Deciding whether to donate a relative’s organs is a very difficult process for families, says Yvan Gasche, assistant director of the department of intensive care at the Geneva University Hospitals and vice president of CNDO. Decisions sometimes must be made by families at very short notice. “This is very disturbing and traumatising for them, especially if they didn’t discuss it beforehand,” Gasche said.
 
The study also found differences in the way the various hospitals and the six Swiss donation networks were organised, and in awareness of who can be referred as a donor, particularly among smaller hospitals.
 
“I think that at our hospital a number of processes will need to be improved,” says Roger Lussmann, head of the surgical intensive care unit at the St Gallen Cantonal Hospital and a board member of CNDO. “The head of the intensive care unit serves as the local coordinator for organ donation.  That’s insufficient,” he said.
 
According to the transplantation law, cantons are responsible for implementing the measures required to promote organ donation and transplantation, including the appointment and training of staff responsible for detecting and referring potential organ donors.
 
To improve donation rates, the report suggested implementing best practices, financing local donor coordinators in intensive care units, and offering educational programmes for physicians and nurses.
 
Physicians are required by law to ask families about donation.
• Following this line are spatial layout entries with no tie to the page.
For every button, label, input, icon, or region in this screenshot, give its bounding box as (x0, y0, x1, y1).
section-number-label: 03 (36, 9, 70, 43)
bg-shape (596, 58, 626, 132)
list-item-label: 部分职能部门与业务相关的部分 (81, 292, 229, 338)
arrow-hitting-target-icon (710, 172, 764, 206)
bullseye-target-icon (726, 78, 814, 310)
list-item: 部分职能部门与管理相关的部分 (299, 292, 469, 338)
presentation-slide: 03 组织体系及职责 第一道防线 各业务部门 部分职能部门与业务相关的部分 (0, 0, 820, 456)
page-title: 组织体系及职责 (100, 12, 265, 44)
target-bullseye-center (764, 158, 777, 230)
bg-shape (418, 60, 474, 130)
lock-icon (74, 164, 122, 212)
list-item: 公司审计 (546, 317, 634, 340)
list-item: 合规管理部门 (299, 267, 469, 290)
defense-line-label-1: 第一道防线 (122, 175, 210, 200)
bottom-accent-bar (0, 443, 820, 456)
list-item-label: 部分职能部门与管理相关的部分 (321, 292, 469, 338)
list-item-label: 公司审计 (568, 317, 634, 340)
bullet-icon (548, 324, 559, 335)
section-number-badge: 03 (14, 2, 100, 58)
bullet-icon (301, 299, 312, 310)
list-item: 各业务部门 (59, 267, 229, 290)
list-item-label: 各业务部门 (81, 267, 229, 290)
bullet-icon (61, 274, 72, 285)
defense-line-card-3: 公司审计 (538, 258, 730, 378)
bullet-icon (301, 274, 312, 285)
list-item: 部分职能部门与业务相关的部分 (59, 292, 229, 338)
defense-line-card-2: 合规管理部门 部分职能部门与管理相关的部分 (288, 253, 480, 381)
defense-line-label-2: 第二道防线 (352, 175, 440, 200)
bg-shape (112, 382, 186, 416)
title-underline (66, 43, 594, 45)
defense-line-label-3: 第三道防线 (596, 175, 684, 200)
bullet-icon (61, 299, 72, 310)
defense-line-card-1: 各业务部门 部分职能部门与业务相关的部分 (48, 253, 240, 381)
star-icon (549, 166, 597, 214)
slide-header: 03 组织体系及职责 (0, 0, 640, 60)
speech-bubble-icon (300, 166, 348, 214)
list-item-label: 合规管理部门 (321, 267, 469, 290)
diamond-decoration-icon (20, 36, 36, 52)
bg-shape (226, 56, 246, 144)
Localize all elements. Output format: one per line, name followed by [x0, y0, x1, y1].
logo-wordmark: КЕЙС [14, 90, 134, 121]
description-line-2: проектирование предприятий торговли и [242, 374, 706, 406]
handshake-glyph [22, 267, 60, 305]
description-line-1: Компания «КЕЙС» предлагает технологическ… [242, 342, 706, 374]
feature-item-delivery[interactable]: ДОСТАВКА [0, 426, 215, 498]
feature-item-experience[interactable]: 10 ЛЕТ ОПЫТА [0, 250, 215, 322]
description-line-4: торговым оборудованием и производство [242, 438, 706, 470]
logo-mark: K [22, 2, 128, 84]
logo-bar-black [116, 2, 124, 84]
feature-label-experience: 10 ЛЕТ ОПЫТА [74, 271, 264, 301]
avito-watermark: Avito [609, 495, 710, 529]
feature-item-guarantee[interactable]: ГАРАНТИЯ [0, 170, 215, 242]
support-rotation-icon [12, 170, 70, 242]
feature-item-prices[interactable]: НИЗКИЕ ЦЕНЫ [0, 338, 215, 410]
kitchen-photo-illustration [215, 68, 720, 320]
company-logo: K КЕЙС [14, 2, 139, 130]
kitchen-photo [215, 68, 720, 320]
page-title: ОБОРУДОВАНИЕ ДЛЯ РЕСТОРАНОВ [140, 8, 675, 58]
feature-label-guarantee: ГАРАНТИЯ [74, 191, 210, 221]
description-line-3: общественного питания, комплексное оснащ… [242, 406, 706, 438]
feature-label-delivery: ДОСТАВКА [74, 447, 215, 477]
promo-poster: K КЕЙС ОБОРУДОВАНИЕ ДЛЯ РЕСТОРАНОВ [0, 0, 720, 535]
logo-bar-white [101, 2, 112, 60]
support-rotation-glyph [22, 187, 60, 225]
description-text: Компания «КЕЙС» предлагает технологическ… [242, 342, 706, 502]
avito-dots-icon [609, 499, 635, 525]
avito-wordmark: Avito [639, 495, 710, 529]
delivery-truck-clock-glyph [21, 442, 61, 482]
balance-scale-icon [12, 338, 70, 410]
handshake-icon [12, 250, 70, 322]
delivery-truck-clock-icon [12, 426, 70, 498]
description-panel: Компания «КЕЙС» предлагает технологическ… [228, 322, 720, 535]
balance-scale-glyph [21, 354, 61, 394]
An educational programme already exists to help prepare doctors and nurses for the task, helping them understand the mourning process and to examine their own views of organ donation.
 
Encouraging the public to discuss organ donation and to take a stand is one of Swisstransplant’s goals. “If everybody had a donor card – it’s not important if they are against or for, but that they decide – it would be a big relief for the person and for the families,” CNDO’s Gasche said.